Lord Leigh of Hurley, Senior Partner of Cavendish Corporate Finance LLP below discusses for CEO Today, the importance of non-executive directors (NEDs) in the sale of a company.
Non-executive directors (NEDs) are an often underused asset during the sale of a business. While a company’s owners, advisors and senior management team should rightly lead the process, experienced NEDs can provide invaluable insight and support throughout a transaction.
At a time when a business is planning an exit, there is arguably no more important moment when the skills and expertise of the NEDs will be more useful. A business sale is a hugely important event in the life of any entrepreneur or CEO and the advice of objective third parties, who will often have made similar decisions and had experience of similar transactions, is an asset to the management team at every stage of the sales process.
Assess the management team
Having the right management team in place is key when attracting a buyer. NEDs should be able to provide an objective assessment of the management team to ensure the correct people are in place to drive the business forward and convince buyers that the business will meet its strategic goals and deliver on the longer term growth. If weaknesses are identified within the management team, directors’ networks often make them well placed to find the right talent to fill any gaps. Also NEDs can advise if a particular functions, such as the finance role, needs to be strengthened to be able to withstand the due diligence rigors of a sale. Frequently it is the NED who will insist on extra or interim resource being recruited to assist management for the length (typically 6 months or more) of the sale exercise. Management teams consistently underestimate the real cost in terms of time demands and stretch on resources this will take.
Find the right advisor
Selecting the right advisor for a sale exercise is absolutely key and an NED can play a critical part in this. The first job is to identify the criteria sought and see if proposed candidates fit the bill.
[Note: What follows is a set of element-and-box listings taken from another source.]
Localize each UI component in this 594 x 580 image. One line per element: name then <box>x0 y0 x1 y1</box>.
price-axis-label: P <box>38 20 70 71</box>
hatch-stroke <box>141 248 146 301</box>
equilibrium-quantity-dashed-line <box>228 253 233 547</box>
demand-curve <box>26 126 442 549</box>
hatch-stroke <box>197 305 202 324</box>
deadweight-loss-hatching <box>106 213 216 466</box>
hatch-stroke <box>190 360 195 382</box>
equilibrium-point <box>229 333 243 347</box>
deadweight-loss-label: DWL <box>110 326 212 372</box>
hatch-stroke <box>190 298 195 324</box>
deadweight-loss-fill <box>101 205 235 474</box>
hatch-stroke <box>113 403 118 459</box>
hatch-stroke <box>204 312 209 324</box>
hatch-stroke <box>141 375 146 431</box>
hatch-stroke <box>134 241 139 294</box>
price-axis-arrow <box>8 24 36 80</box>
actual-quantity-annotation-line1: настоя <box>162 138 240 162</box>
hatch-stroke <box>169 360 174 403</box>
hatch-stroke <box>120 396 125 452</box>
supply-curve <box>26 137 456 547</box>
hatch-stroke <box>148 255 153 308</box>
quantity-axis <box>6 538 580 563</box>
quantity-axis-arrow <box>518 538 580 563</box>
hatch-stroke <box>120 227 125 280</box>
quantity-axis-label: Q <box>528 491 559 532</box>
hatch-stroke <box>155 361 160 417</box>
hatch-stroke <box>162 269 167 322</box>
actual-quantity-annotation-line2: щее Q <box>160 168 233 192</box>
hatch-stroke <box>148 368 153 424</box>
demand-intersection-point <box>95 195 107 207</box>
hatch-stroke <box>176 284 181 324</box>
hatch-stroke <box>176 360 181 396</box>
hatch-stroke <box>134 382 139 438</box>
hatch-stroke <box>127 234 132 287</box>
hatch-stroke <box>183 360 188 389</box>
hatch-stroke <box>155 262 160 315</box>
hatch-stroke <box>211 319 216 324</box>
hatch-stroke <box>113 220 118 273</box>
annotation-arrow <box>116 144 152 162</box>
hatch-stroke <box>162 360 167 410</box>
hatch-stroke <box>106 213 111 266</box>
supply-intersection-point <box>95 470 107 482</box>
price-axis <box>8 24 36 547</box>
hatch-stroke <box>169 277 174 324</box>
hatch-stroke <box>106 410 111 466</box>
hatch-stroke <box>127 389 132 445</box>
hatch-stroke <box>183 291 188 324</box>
Questions to be raised include experience; genuine overseas reach; clarity over conflicts; appropriate transaction size “sweet spot”; commitment as to personnel on the transaction; fees, and an assessment of how the personal chemistry will work. it is easy to choose the smooth salesman but is he or she really going to be leading the deal and more importantly are they going to be tough enough when the moment comes to fight your corner?
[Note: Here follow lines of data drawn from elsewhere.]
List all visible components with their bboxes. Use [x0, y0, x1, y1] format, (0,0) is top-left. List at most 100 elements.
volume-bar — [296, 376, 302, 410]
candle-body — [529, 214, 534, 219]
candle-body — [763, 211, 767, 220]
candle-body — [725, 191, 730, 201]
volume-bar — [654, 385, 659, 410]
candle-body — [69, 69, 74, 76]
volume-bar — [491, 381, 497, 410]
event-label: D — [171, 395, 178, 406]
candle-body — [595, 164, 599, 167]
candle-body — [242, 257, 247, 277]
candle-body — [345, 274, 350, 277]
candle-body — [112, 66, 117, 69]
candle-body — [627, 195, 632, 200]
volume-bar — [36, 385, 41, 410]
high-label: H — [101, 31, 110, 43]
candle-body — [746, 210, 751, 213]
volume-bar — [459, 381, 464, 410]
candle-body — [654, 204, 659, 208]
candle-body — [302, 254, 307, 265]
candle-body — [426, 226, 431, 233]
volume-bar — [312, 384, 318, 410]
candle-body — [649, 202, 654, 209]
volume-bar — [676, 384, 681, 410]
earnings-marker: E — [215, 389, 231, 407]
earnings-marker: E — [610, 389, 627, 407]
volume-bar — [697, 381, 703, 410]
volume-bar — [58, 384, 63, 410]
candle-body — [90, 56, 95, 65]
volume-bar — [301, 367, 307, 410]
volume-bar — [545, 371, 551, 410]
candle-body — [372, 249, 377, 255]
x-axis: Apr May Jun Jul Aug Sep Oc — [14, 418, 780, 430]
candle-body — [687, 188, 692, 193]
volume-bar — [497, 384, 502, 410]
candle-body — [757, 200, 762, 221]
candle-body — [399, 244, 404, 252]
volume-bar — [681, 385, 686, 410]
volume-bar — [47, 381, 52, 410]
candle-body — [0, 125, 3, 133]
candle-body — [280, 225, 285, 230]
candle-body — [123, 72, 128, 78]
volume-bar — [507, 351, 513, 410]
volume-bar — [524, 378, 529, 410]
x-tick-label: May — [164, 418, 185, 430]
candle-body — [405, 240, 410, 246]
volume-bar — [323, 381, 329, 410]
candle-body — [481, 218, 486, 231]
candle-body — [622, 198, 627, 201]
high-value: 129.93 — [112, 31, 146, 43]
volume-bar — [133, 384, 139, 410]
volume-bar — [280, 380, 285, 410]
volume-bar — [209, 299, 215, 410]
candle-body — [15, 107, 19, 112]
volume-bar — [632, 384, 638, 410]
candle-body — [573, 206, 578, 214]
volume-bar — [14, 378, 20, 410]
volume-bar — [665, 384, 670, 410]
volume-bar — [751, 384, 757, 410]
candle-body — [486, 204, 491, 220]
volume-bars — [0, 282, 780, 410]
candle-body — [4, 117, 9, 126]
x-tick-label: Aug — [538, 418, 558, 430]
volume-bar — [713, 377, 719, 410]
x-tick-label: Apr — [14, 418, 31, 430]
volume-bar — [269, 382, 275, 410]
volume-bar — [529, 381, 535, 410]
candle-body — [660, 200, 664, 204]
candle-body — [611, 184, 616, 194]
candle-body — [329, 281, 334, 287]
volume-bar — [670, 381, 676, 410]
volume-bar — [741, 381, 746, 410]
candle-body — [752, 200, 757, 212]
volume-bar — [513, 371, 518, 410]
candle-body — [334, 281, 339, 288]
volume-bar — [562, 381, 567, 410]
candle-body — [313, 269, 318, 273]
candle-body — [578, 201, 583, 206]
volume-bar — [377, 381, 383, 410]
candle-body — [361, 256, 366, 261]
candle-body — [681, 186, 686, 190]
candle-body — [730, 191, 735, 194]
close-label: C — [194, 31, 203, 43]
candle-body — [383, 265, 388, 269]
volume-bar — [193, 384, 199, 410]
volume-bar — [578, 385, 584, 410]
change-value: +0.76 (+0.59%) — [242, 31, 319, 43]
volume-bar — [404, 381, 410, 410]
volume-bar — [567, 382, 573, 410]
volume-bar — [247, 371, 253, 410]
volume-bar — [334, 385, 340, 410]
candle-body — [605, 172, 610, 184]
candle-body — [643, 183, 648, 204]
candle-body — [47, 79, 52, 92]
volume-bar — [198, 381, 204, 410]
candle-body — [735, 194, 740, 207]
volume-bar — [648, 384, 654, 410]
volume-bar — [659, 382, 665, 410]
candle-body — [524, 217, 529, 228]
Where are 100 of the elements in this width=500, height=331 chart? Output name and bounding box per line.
Offer long term perspective
Management teams can often be focused on the short term, on meeting quarterly targets and so NEDs can help provide a broader, longer term perspective. They can view the transaction in its wider macro context, looking ahead for any potential industry and economic disruptions on the horizon, which might have the potential to undermine business projections and also cast doubt over a potential buyer’s suitability or whether a buyer will be in a strong enough financial position to complete the deal. Equally investment decisions now have to take in to account the effect on the capital value of the business as opposed to the immediate revenue effect
Provide objectivity
Whereas the management team will be fully immersed in the day to day running of the business and may struggle to maintain objectivity, NEDs will be able to approach the transaction more objectively. There can be delays or tensions in a sales process, disagreements between management teams and the potential buyer and NEDs can help smooth over these differences. The NEDs should be challenging the advisor in respect of the proposed choice of purchasers, the backup lists, and the nature of the approach as well as ensuring full transparency from the advisor which some try and avoid. For example, a full understanding is needed as to why every selected purchaser has decided to reject the opportunity
Advise on process
NEDs with previous M&A experience can give the management team valuable insight into the sales process. They can advise on the pitfalls to look out for, the different approaches buyers can take and give feedback on what to prepare for due diligence. Management teams can often be over ambitious in their projections and NEDs should also use their insight and knowledge to interrogate any sales documentation, question the underlying assumptions and biases of financial reports and forecasts to ensure they are credible and will withstand buyer scrutiny. Most importantly NEDs should be the one party not motivated to push or kill a transaction. Most advisors will have a proportion of their fee on a contingent basis. Others involved with the business will have their own agenda, so NEDs need to be sure they can offer truly independent and unfettered advice as to whether the transaction is right for the owner or if the process should be terminated.
Stand in the buyer’s shoes
During a sale, being able to have some insight into a buyer’s thinking is invaluable. NEDs with buy-side experience will be able to offer this perspective to assist management teams in what can be sensitive discussions and help them to come up with winning negotiating strategies to ensure they secure the best deal possible for the business.
Overall, close engagement throughout the sales process between NEDs advisors and the management team, allows the parties to combine their expertise and experience, ensure that the sale is approached with objectivity and clarity and thereby optimising the value on sale.